You all know that I don’t really do the whole Throwback Thursday thing, but I’m throwing it back to this weekend when I whipped up some amazing chocolate molten lava cakes.
Chocolate cake + molten center = a happy Grad School Foodie
And this recipe by Emeril Lagasse is super simple to whip up!
It starts with a bunch of ramekins that are liberally greased with butter and flour.
I actually used baking spray (because I’m lazy) and the cakes didn’t come out of the ramekins easily (very frustration). Please don’t be like me… butter and flour them (well)!
The chocolate mixture of this cake is super simple.
Butter, powdered sugar, some heavy cream, and semi-sweet chocolate chips (Emeril uses bittersweet, so use whatever your heart desires!). Yum, yum, yum! They get melted slowly over a double boiler until the chocolate and butter melts.
Perfection. Please resist the urge to grab a spoon and dig in as it cools. And can you please marvel how shiny this chocolate is? You can see my kitchen curtains in it!
Now we just need to whip up the “cake” part of these babies and then it’s time to bake!
In the bowl of a stand mixer, combine eggs, egg yolks, sugar, salt, and vanilla. Whip the mixture on medium-high speed until it becomes light, pale yellow, and forms thick ribbons.
Sift in some flour.
Fold in the cooled chocolate mixture…
… and portion them into the ramekins.
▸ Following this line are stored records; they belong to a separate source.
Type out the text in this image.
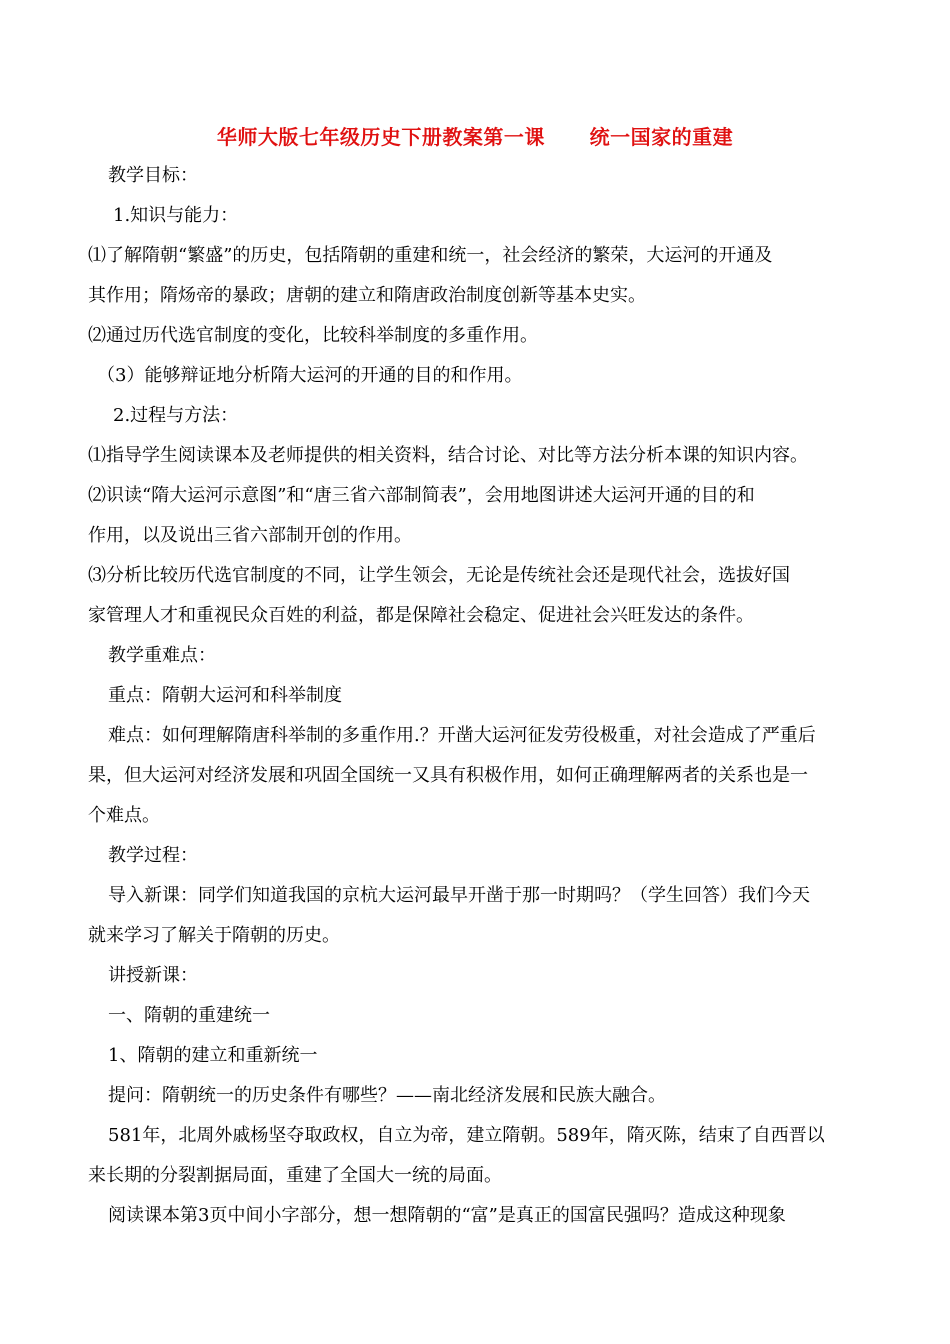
华师大版七年级历史下册教案第一课      统一国家的重建
教学目标：
1.知识与能力：
⑴了解隋朝“繁盛”的历史，包括隋朝的重建和统一，社会经济的繁荣，大运河的开通及
其作用；隋炀帝的暴政；唐朝的建立和隋唐政治制度创新等基本史实。
⑵通过历代选官制度的变化，比较科举制度的多重作用。
（3）能够辩证地分析隋大运河的开通的目的和作用。
2.过程与方法：
⑴指导学生阅读课本及老师提供的相关资料，结合讨论、对比等方法分析本课的知识内容。
⑵识读“隋大运河示意图”和“唐三省六部制简表”，会用地图讲述大运河开通的目的和
作用，以及说出三省六部制开创的作用。
⑶分析比较历代选官制度的不同，让学生领会，无论是传统社会还是现代社会，选拔好国
家管理人才和重视民众百姓的利益，都是保障社会稳定、促进社会兴旺发达的条件。
教学重难点：
重点：隋朝大运河和科举制度
难点：如何理解隋唐科举制的多重作用.？开凿大运河征发劳役极重，对社会造成了严重后
果，但大运河对经济发展和巩固全国统一又具有积极作用，如何正确理解两者的关系也是一
个难点。
教学过程：
导入新课：同学们知道我国的京杭大运河最早开凿于那一时期吗？（学生回答）我们今天
就来学习了解关于隋朝的历史。
讲授新课：
一、隋朝的重建统一
1、隋朝的建立和重新统一
提问：隋朝统一的历史条件有哪些？——南北经济发展和民族大融合。
581年，北周外戚杨坚夺取政权，自立为帝，建立隋朝。589年，隋灭陈，结束了自西晋以
来长期的分裂割据局面，重建了全国大一统的局面。
阅读课本第3页中间小字部分，想一想隋朝的“富”是真正的国富民强吗？造成这种现象
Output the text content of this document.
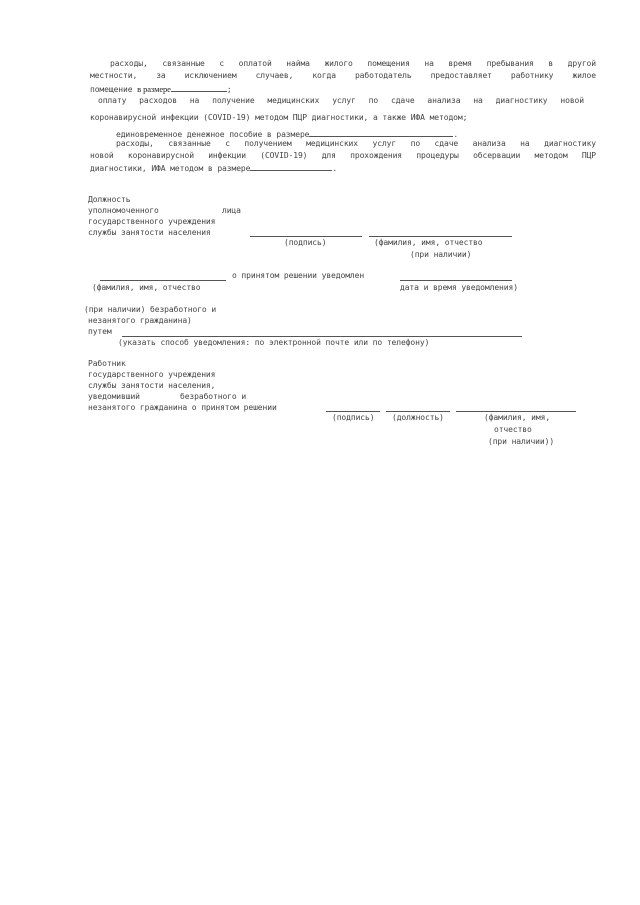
расходы, связанные с оплатой найма жилого помещения на время пребывания в другой
местности, за исключением случаев, когда работодатель предоставляет работнику жилое
помещение в размере	;
оплату расходов на получение медицинских услуг по сдаче анализа на диагностику новой
коронавирусной инфекции (COVID-19) методом ПЦР диагностики, а также ИФА методом;
единовременное денежное пособие в размере	.
расходы, связанные с получением медицинских услуг по сдаче анализа на диагностику
новой коронавирусной инфекции (COVID-19) для прохождения процедуры обсервации методом ПЦР
диагностики, ИФА методом в размере	.
Должность
уполномоченного	лица
государственного учреждения
службы занятости населения
(подпись)	(фамилия, имя, отчество
(при наличии)
о принятом решении уведомлен
(фамилия, имя, отчество	дата и время уведомления)
(при наличии) безработного и
незанятого гражданина)
путем
(указать способ уведомления: по электронной почте или по телефону)
Работник
государственного учреждения
службы занятости населения,
уведомивший	безработного и
незанятого гражданина о принятом решении
(подпись) (должность)	(фамилия, имя,
отчество
(при наличии))
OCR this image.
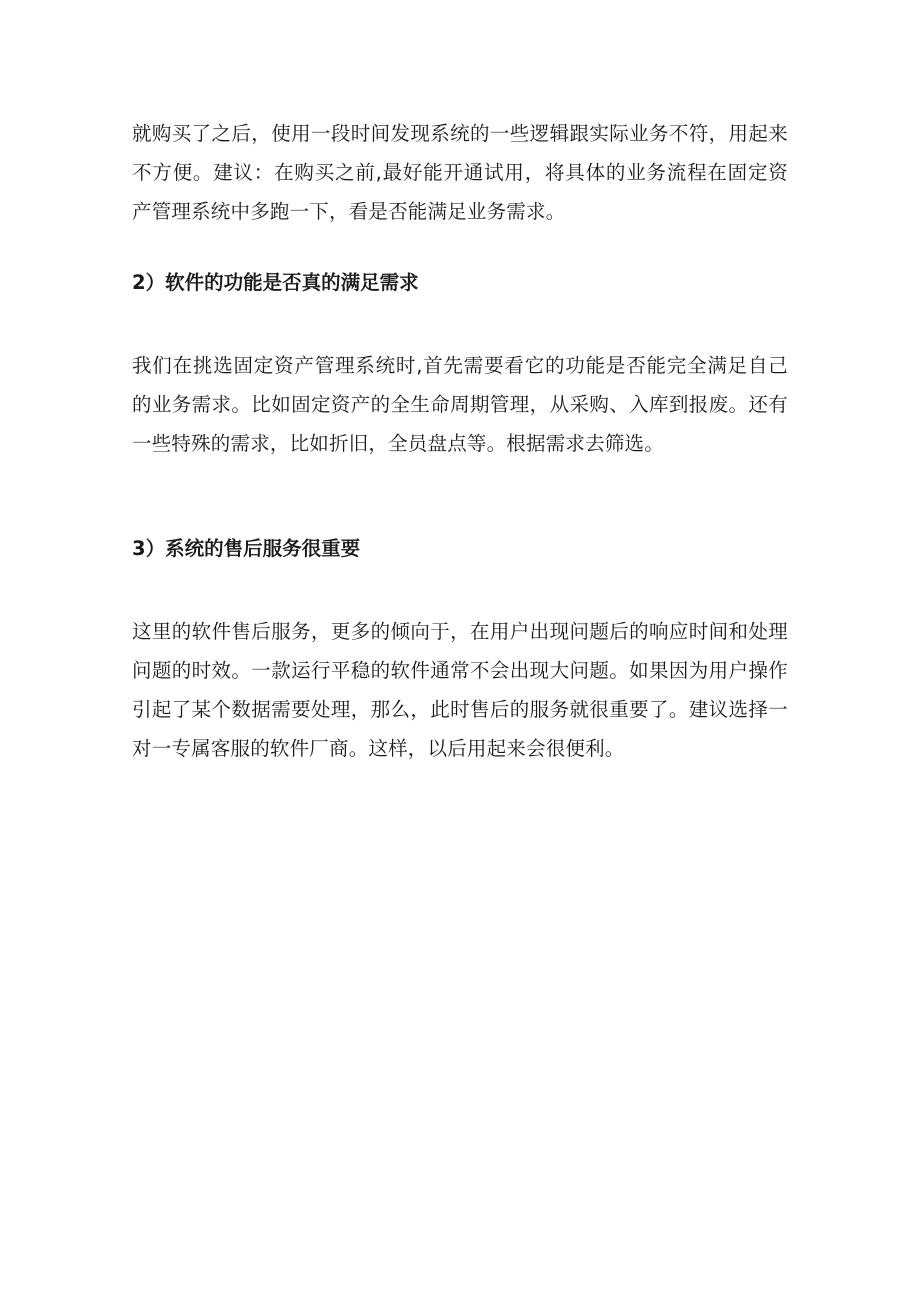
就购买了之后，使用一段时间发现系统的一些逻辑跟实际业务不符，用起来不方便。建议：在购买之前,最好能开通试用，将具体的业务流程在固定资产管理系统中多跑一下，看是否能满足业务需求。

2）软件的功能是否真的满足需求

我们在挑选固定资产管理系统时,首先需要看它的功能是否能完全满足自己的业务需求。比如固定资产的全生命周期管理，从采购、入库到报废。还有一些特殊的需求，比如折旧，全员盘点等。根据需求去筛选。

3）系统的售后服务很重要

这里的软件售后服务，更多的倾向于，在用户出现问题后的响应时间和处理问题的时效。一款运行平稳的软件通常不会出现大问题。如果因为用户操作引起了某个数据需要处理，那么，此时售后的服务就很重要了。建议选择一对一专属客服的软件厂商。这样，以后用起来会很便利。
The recipe says that it makes 4 cakes but I think it actually depends on what size ramekin you used.
For me, this recipe makes four ½ cup ramekins, one 1-½ cup ramekins, and one size-undetermined heart-shaped ramekin. So I really can’t say how many cakes this will make – it’s totally individual to you!
Then all you need to do is bake in a 450 degree oven for 10-12 minutes.
And then dig in!
Chocolate Molten Lava Cakes
1 stick of unsalted butter
1 cup semi-sweet chocolate chips
2 tablespoons heavy cream
2 tablespoons powdered sugar
2 egg yolks
¼ cup granulated sugar
1 teaspoon vanilla extract
⅛ teaspoon of table salt
2 tablespoons all-purpose flour
Butter and flour to grease the ramekins
- Pre-heat your oven to 450°. Grease and flour your ramekins very well and place them on a baking sheet.
- In a double boiler (a glass bowl set over a pan of simmering water), melt butter, chocolate, heavy cream, and powdered sugar together – stir continuously until the mixture is smooth and glossy. Remove the chocolate mixture from the heat to cool.
- In the bowl of a stand mixer, add eggs, egg yolks, sugar, vanilla, and salt. Whip on medium-high speed until the mixture becomes light, pale yellow, and thick ribbons form – about 3 minutes.
- Sift in the flour into the egg mixture – fold to combine. Add in the cooled chocolate mixture and fold in gently.
- Divide the batter between each ramekin. Place ramekins into the oven and bake for 10-12 minutes, until the sides and top are just set but still soft. Remove from the oven and let them cool slightly before unmolding onto a plate.
Serve the cakes by themselves or with a dollop of slightly sweetened whipped cream.
Recipe slightly adapted from Emeril Lagasse.